To obtain M/E types that reflected the major morpho-electric properties of interneurons in this region, we combined M and E types and took the 11 main combinations as M/E types (>5% of the total) [2] (Fig. 2C). We then visualized these major M/E types by projecting their morpho-electric features using t-SNE and found little overlap between them (Fig. 2D). As confirmation, we partitioned the original M/E dataset into 9 clusters (C1–C9) using an unsupervised hierarchical clustering method (Fig. S4A, B). We found a remarkable correspondence between M/E types and clusters (Fig. S4C). As these 11 types represented morpho-electrically well-defined major interneuron subtypes, we focused on them in the following correlation analysis. Overall, these M/E types covered ~80% of all samples with variable percentages of each type (Fig. 2E, F). We also examined the somatic distributions of M/E types in this specific layer and found a sub-laminar preference for some types (Fig. S5A, B). For example, M/E types 4, 5, and 7 were preferentially located in the lower region, while M/E types 3 and 11 occupied the upper region of L5.

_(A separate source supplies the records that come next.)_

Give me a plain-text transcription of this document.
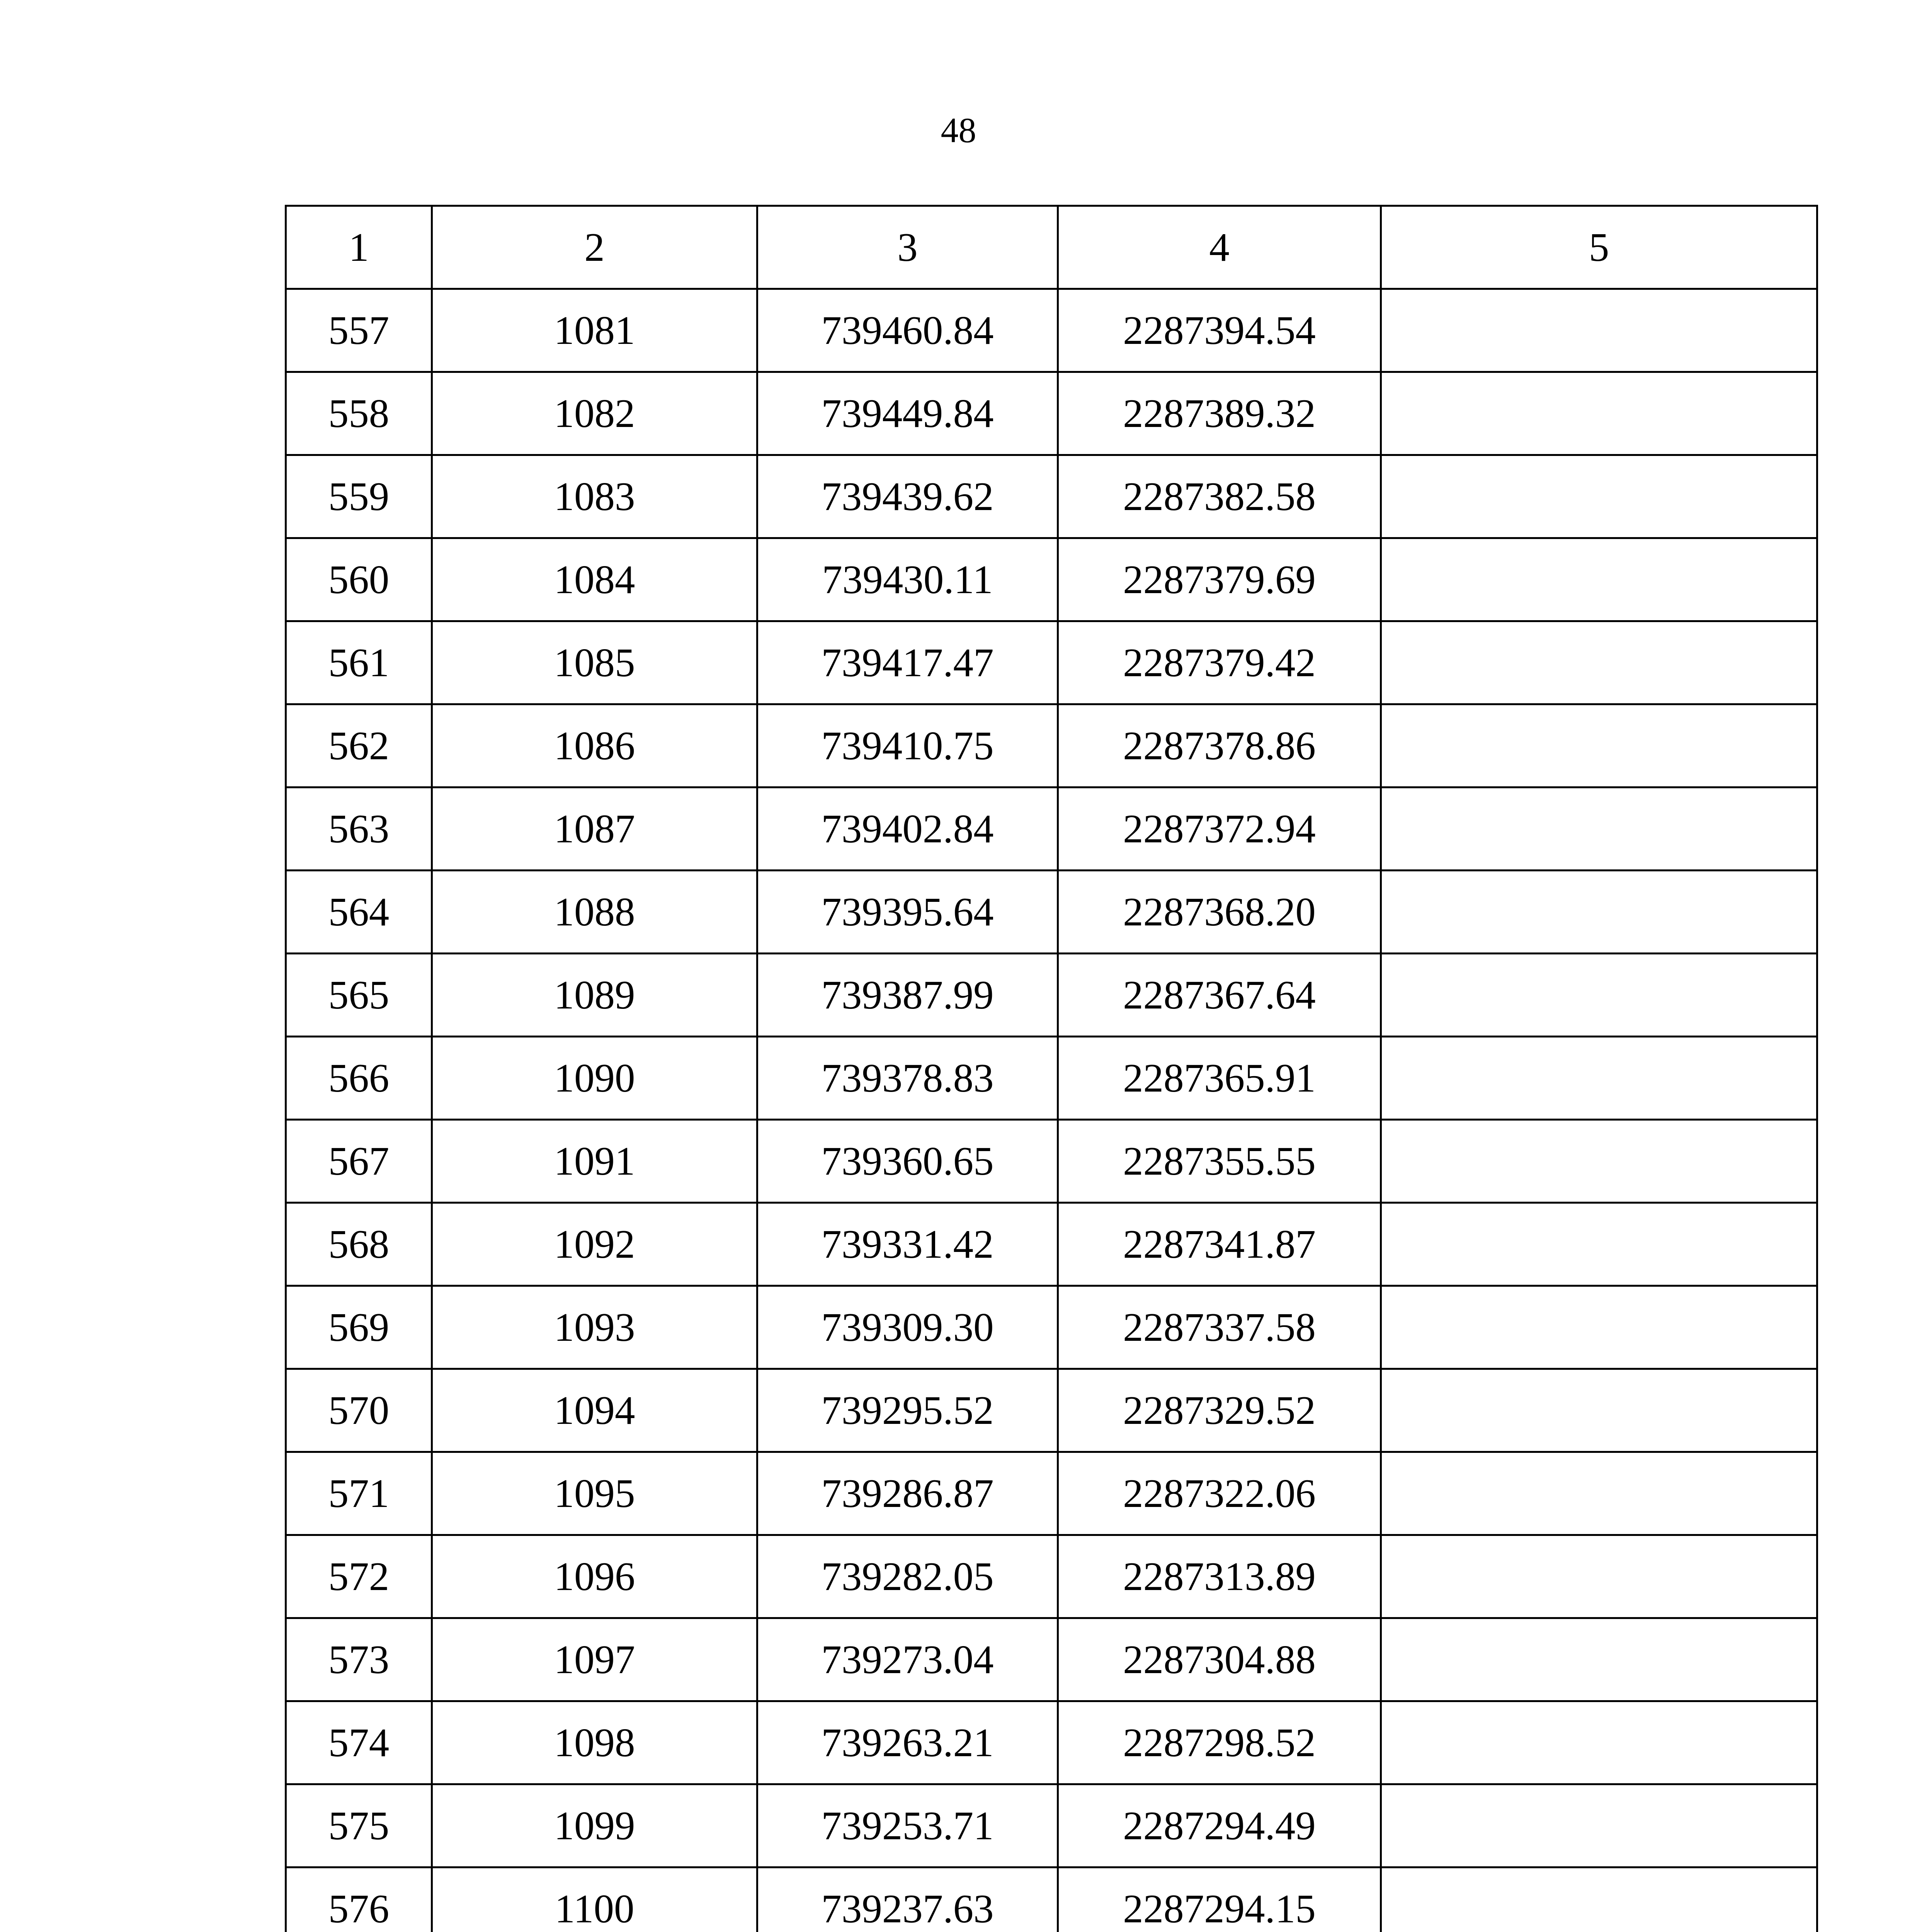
48
1	2	3	4	5
557	1081	739460.84	2287394.54	
558	1082	739449.84	2287389.32	
559	1083	739439.62	2287382.58	
560	1084	739430.11	2287379.69	
561	1085	739417.47	2287379.42	
562	1086	739410.75	2287378.86	
563	1087	739402.84	2287372.94	
564	1088	739395.64	2287368.20	
565	1089	739387.99	2287367.64	
566	1090	739378.83	2287365.91	
567	1091	739360.65	2287355.55	
568	1092	739331.42	2287341.87	
569	1093	739309.30	2287337.58	
570	1094	739295.52	2287329.52	
571	1095	739286.87	2287322.06	
572	1096	739282.05	2287313.89	
573	1097	739273.04	2287304.88	
574	1098	739263.21	2287298.52	
575	1099	739253.71	2287294.49	
576	1100	739237.63	2287294.15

Correlations Between Neurochemical Markers and M/E Types

Interneuron-specific neurochemical markers have been widely used as a proxy for distinct cortical interneuron subtypes [3, 31]. However, accumulating evidence suggests that a single marker in most cases targets several phenotypic subtypes [1, 6, 27, 44]. Although the intersection and subtraction of neurochemical markers are expected to improve targeting specificity [38], it remains unclear to what extent the combinatorial expression of neurochemical markers corresponds to specific cortical interneuron subtypes defined by M/E properties.

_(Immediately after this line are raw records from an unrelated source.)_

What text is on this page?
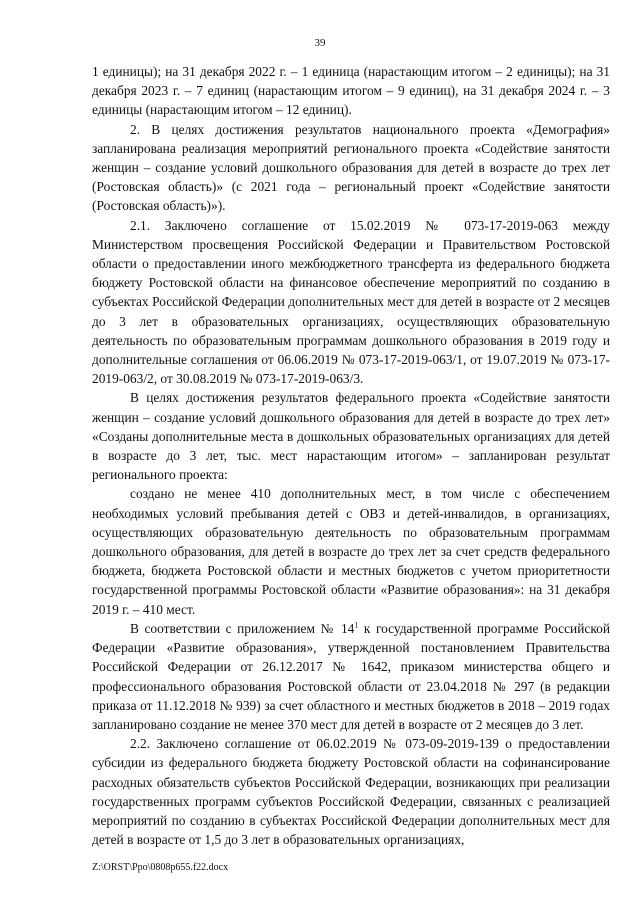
39

1 единицы); на 31 декабря 2022 г. – 1 единица (нарастающим итогом – 2 единицы); на 31 декабря 2023 г. – 7 единиц (нарастающим итогом – 9 единиц), на 31 декабря 2024 г. – 3 единицы (нарастающим итогом – 12 единиц).

2. В целях достижения результатов национального проекта «Демография» запланирована реализация мероприятий регионального проекта «Содействие занятости женщин – создание условий дошкольного образования для детей в возрасте до трех лет (Ростовская область)» (с 2021 года – региональный проект «Содействие занятости (Ростовская область)»).

2.1. Заключено соглашение от 15.02.2019 № 073-17-2019-063 между Министерством просвещения Российской Федерации и Правительством Ростовской области о предоставлении иного межбюджетного трансферта из федерального бюджета бюджету Ростовской области на финансовое обеспечение мероприятий по созданию в субъектах Российской Федерации дополнительных мест для детей в возрасте от 2 месяцев до 3 лет в образовательных организациях, осуществляющих образовательную деятельность по образовательным программам дошкольного образования в 2019 году и дополнительные соглашения от 06.06.2019 № 073-17-2019-063/1, от 19.07.2019 № 073-17-2019-063/2, от 30.08.2019 № 073-17-2019-063/3.

В целях достижения результатов федерального проекта «Содействие занятости женщин – создание условий дошкольного образования для детей в возрасте до трех лет» «Созданы дополнительные места в дошкольных образовательных организациях для детей в возрасте до 3 лет, тыс. мест нарастающим итогом» – запланирован результат регионального проекта:

создано не менее 410 дополнительных мест, в том числе с обеспечением необходимых условий пребывания детей с ОВЗ и детей-инвалидов, в организациях, осуществляющих образовательную деятельность по образовательным программам дошкольного образования, для детей в возрасте до трех лет за счет средств федерального бюджета, бюджета Ростовской области и местных бюджетов с учетом приоритетности государственной программы Ростовской области «Развитие образования»: на 31 декабря 2019 г. – 410 мест.

В соответствии с приложением № $14^1$ к государственной программе Российской Федерации «Развитие образования», утвержденной постановлением Правительства Российской Федерации от 26.12.2017 № 1642, приказом министерства общего и профессионального образования Ростовской области от 23.04.2018 № 297 (в редакции приказа от 11.12.2018 № 939) за счет областного и местных бюджетов в 2018 – 2019 годах запланировано создание не менее 370 мест для детей в возрасте от 2 месяцев до 3 лет.

2.2. Заключено соглашение от 06.02.2019 № 073-09-2019-139 о предоставлении субсидии из федерального бюджета бюджету Ростовской области на софинансирование расходных обязательств субъектов Российской Федерации, возникающих при реализации государственных программ субъектов Российской Федерации, связанных с реализацией мероприятий по созданию в субъектах Российской Федерации дополнительных мест для детей в возрасте от 1,5 до 3 лет в образовательных организациях,

Z:\ORST\Ppo\0808p655.f22.docx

Since neurochemical markers usually define interneuron subtypes in an ON/OFF manner and substantial co-expression exists between them [3, 39] (Fig. S6A, B), a hierarchical clustering method was applied to identify cell populations based on the binary expression patterns of 13 neurochemical markers (Fig. 1G). We obtained 9 neurochemical clusters with distinguishable patterns (Fig. 3A). We next analyzed the correlation between NCs and M/E types and found that there appeared to be a one-to-several correspondence in most cases, and vice versa (Fig. 3B, C). Further analysis showed that NCs roughly appeared to correspond to sets of different M/E types in a way consistent with broad interneuron subclasses (Pvalb, Sst, and Vip) (Fig. 3C). Although a one-to-one correspondence between NCs and M/E types was not found in most cases, certain NCs correlated with specific M/E types. For example, 75.0% of cells in NC 7 and 88.6% of cells in NC 9 corresponded to M/E type 2 and M/E type 9, respectively (Fig. 3C).

Although the above analysis revealed a complicated correlation between NCs and M/E types in L5 of S1, it was still unclear whether there exist combinations of neurochemical markers associated with a given M/E type. Here, we applied the MB-MDR analysis [33] to explore this question. In the current application scenario, for a given M/E type, MB-MDR reported multiple statistically significant combinations with a certain number of neurochemical markers (i.e., order in MB-MDR). Then, we used an MCC score to estimate the predictive performance of selected combinations (ranked by the P-values reported in MB-MDR) for a particular M/E type [34]. Subsequently, we compared the MCC scores between different orders (order range: 2–4) of each M/E type, and found that the scores in the high-order group were significantly higher than those in the low-order group, accompanied by a decrease of within-group variation as the order increased (Fig. 3D). These results indicated that combinatorial expression of a greater number of neurochemical markers improves the precision of cell targeting [38, 45]. After further analysis of our MB-MDR results, we found that each M/E type had a characteristic neurochemical marker expression pattern (Fig. 3E), some of which were meaningful. For example, 74.2% and 75.0% of cells in M/E types 4 and 5 (both types had a non-MC morphology) were Sst⁺/Calb1⁻, consistent with the previous result that Calb1-negative Sst interneurons usually have a non-MC morphology in neocortex [6, 27].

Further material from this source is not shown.